Si potrebbe continuare a lungo, citando altre encicliche e
documenti di altri papi, ma la sostanza rimane la stessa: con la Dignitatis
humanae si opera una rottura, per cui la Chiesa afferma un principio che è in
contrasto con quanto affermato dal Magistero fino a quel momento. Perciò i
casi, evidentemente, sono due: o sbagliava la Chiesa prima del 1965 a rifiutare
e condannare il principio della libertà religiosa, oppure ha sbagliato poi, con
il Concilio Vaticano II e la Dignitatis humanae. Verrebbe da dire, così, di
primo acchito, che è più probabile che abbia sbagliato dopo, sia perché
sessant’anni e i sei papi succedutisi da allora sono poca cosa nella storia
della Chiesa, rispetto ai diciannove secoli durante i quali, per bocca di
duecentosessanta papi e nel corso di venti concili, è stata sostenuta, o data
per scontata e sottintesa, una dottrina opposta a quella proclamata nella
Dignitatis humanae; sia perché per un credente il Magistero della Chiesa, e
specialmente quello del Romano Pontefice, è infallibile in quanto ispirato da
Dio, e quindi è arduo pensare che Dio per 1.900 anni si sia “distratto” e abbia
permesso a 260 papi e a 20 concili d’insegnare una dottrina erronea. Ciò
equivarrebbe a porre il Magistero ecclesiastico sul piano degl’insegnamenti
meramente umani, nei quali, in effetti, un’idea erronea può persistere a lungo,
fatte salve la buona fede e le ottime intenzioni di chi la sostiene.

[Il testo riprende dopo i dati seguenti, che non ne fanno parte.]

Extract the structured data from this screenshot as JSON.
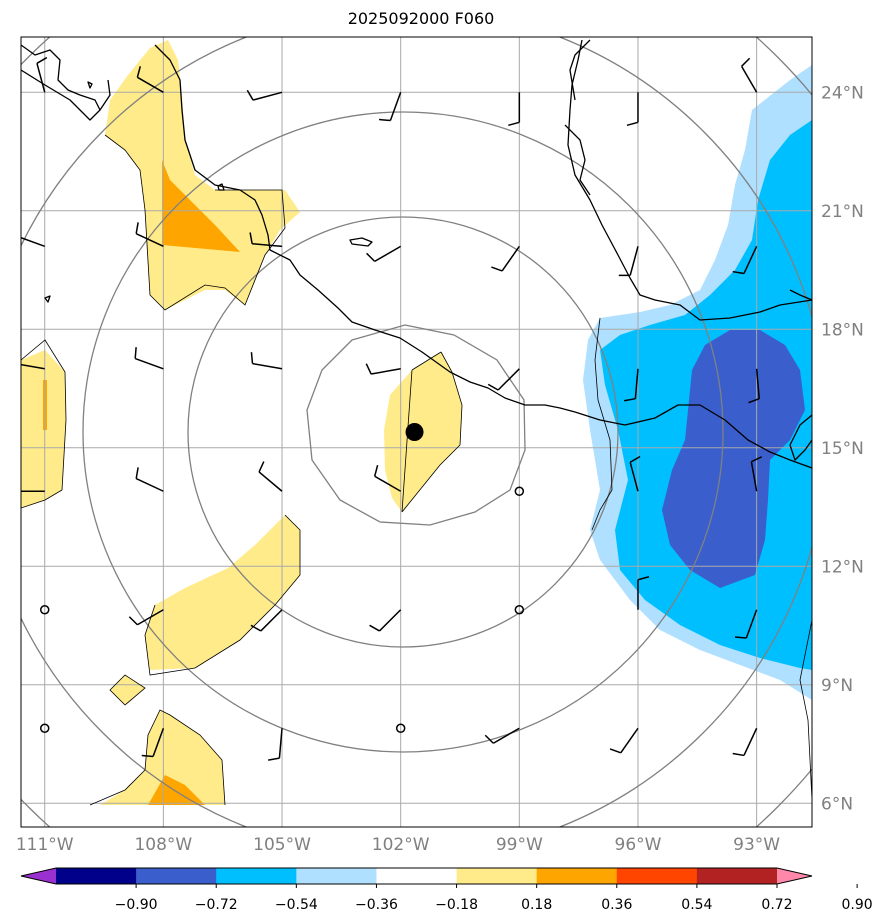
{
  "title": "2025092000 F060",
  "lon_ticks": [
    {
      "lon": -111,
      "label": "111°W"
    },
    {
      "lon": -108,
      "label": "108°W"
    },
    {
      "lon": -105,
      "label": "105°W"
    },
    {
      "lon": -102,
      "label": "102°W"
    },
    {
      "lon": -99,
      "label": "99°W"
    },
    {
      "lon": -96,
      "label": "96°W"
    },
    {
      "lon": -93,
      "label": "93°W"
    }
  ],
  "lat_ticks": [
    {
      "lat": 6,
      "label": "6°N"
    },
    {
      "lat": 9,
      "label": "9°N"
    },
    {
      "lat": 12,
      "label": "12°N"
    },
    {
      "lat": 15,
      "label": "15°N"
    },
    {
      "lat": 18,
      "label": "18°N"
    },
    {
      "lat": 21,
      "label": "21°N"
    },
    {
      "lat": 24,
      "label": "24°N"
    }
  ],
  "extent": {
    "lon_min": -111.6,
    "lon_max": -91.6,
    "lat_min": 5.4,
    "lat_max": 25.4
  },
  "storm_center": {
    "lon": -101.65,
    "lat": 15.4
  },
  "colorbar": {
    "levels": [
      "−0.90",
      "−0.72",
      "−0.54",
      "−0.36",
      "−0.18",
      "0.18",
      "0.36",
      "0.54",
      "0.72",
      "0.90"
    ],
    "colors": [
      "#9b30d0",
      "#00008b",
      "#3a5fcd",
      "#00bfff",
      "#b0e0ff",
      "#ffffff",
      "#ffeb8a",
      "#ffa500",
      "#ff4500",
      "#b22222",
      "#ff88aa"
    ]
  },
  "colors": {
    "dark_blue": "#3a5fcd",
    "blue": "#00bfff",
    "light_blue": "#b0e0ff",
    "yellow": "#ffeb8a",
    "orange": "#ffa500",
    "grid": "#a9a9a9",
    "range_rings": "#808080"
  },
  "wind_barbs": [
    {
      "lon": -111,
      "lat": 24,
      "dir": 345,
      "kt": 5
    },
    {
      "lon": -108,
      "lat": 24,
      "dir": 300,
      "kt": 5
    },
    {
      "lon": -105,
      "lat": 24,
      "dir": 255,
      "kt": 5
    },
    {
      "lon": -102,
      "lat": 24,
      "dir": 200,
      "kt": 5
    },
    {
      "lon": -99,
      "lat": 24,
      "dir": 180,
      "kt": 5
    },
    {
      "lon": -96,
      "lat": 24,
      "dir": 180,
      "kt": 5
    },
    {
      "lon": -93,
      "lat": 24,
      "dir": 330,
      "kt": 5
    },
    {
      "lon": -111,
      "lat": 20.1,
      "dir": 290,
      "kt": 5
    },
    {
      "lon": -108,
      "lat": 20.1,
      "dir": 295,
      "kt": 5
    },
    {
      "lon": -105,
      "lat": 20.1,
      "dir": 275,
      "kt": 5
    },
    {
      "lon": -102,
      "lat": 20.1,
      "dir": 240,
      "kt": 5
    },
    {
      "lon": -99,
      "lat": 20.1,
      "dir": 215,
      "kt": 5
    },
    {
      "lon": -96,
      "lat": 20.1,
      "dir": 195,
      "kt": 5
    },
    {
      "lon": -93,
      "lat": 20.1,
      "dir": 205,
      "kt": 5
    },
    {
      "lon": -111,
      "lat": 17,
      "dir": 280,
      "kt": 5
    },
    {
      "lon": -108,
      "lat": 17,
      "dir": 290,
      "kt": 5
    },
    {
      "lon": -105,
      "lat": 17,
      "dir": 280,
      "kt": 5
    },
    {
      "lon": -102,
      "lat": 17,
      "dir": 260,
      "kt": 5
    },
    {
      "lon": -99,
      "lat": 17,
      "dir": 225,
      "kt": 5
    },
    {
      "lon": -96,
      "lat": 17,
      "dir": 185,
      "kt": 5
    },
    {
      "lon": -93,
      "lat": 17,
      "dir": 175,
      "kt": 5
    },
    {
      "lon": -111,
      "lat": 13.9,
      "dir": 270,
      "kt": 5
    },
    {
      "lon": -108,
      "lat": 13.9,
      "dir": 295,
      "kt": 5
    },
    {
      "lon": -105,
      "lat": 13.9,
      "dir": 310,
      "kt": 5
    },
    {
      "lon": -102,
      "lat": 13.9,
      "dir": 300,
      "kt": 5
    },
    {
      "lon": -99,
      "lat": 13.9,
      "dir": 0,
      "kt": 0
    },
    {
      "lon": -96,
      "lat": 13.9,
      "dir": 345,
      "kt": 5
    },
    {
      "lon": -93,
      "lat": 13.9,
      "dir": 350,
      "kt": 5
    },
    {
      "lon": -111,
      "lat": 10.9,
      "dir": 0,
      "kt": 0
    },
    {
      "lon": -108,
      "lat": 10.9,
      "dir": 240,
      "kt": 5
    },
    {
      "lon": -105,
      "lat": 10.9,
      "dir": 225,
      "kt": 5
    },
    {
      "lon": -102,
      "lat": 10.9,
      "dir": 225,
      "kt": 5
    },
    {
      "lon": -99,
      "lat": 10.9,
      "dir": 0,
      "kt": 0
    },
    {
      "lon": -96,
      "lat": 10.9,
      "dir": 0,
      "kt": 5
    },
    {
      "lon": -93,
      "lat": 10.9,
      "dir": 200,
      "kt": 5
    },
    {
      "lon": -111,
      "lat": 7.9,
      "dir": 0,
      "kt": 0
    },
    {
      "lon": -108,
      "lat": 7.9,
      "dir": 200,
      "kt": 5
    },
    {
      "lon": -105,
      "lat": 7.9,
      "dir": 185,
      "kt": 5
    },
    {
      "lon": -102,
      "lat": 7.9,
      "dir": 0,
      "kt": 0
    },
    {
      "lon": -99,
      "lat": 7.9,
      "dir": 240,
      "kt": 5
    },
    {
      "lon": -96,
      "lat": 7.9,
      "dir": 215,
      "kt": 5
    },
    {
      "lon": -93,
      "lat": 7.9,
      "dir": 205,
      "kt": 5
    }
  ]
}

Domandiamoci, a questo punto, che cos’è il Magistero. Esso è
l’insegnamento per mezzo del quale la Chiesa ha raccolto, custodito e
tramandato il Deposito della fede, ossia la dottrina rivelata agli uomini da
Gesù Cristo, e che noi (cattolici) conosciamo attraverso le due fonti delle
Sacre Scritture e della Tradizione. Il Magistero comprende non solo il
Deposito, ma anche ciò che da esso deriva ed ha lo scopo di preservarlo e
tramandarlo intatto ai fedeli. In altre parole, il Magistero, come è evidente,
non può contraddire se stesso e non può condurre alla negazione o al mutamento
del Deposito della fede: infatti il Magistero esiste e viene esercitato in
funzione della gelosa custodia del Deposito, e non già il Deposito esiste in
funzione del Magistero. A questo punto abbiamo anche la risposta alla
precedente domanda: no, il Magistero non può mutare perché se mutasse,
muterebbe anche il Deposito della fede: il che è impossibile per definizione.
Resta perciò una sola conclusione: se il Magistero si discostasse da se stesso,
sarebbe ipso facto un falso magistero, eretico e malvagio.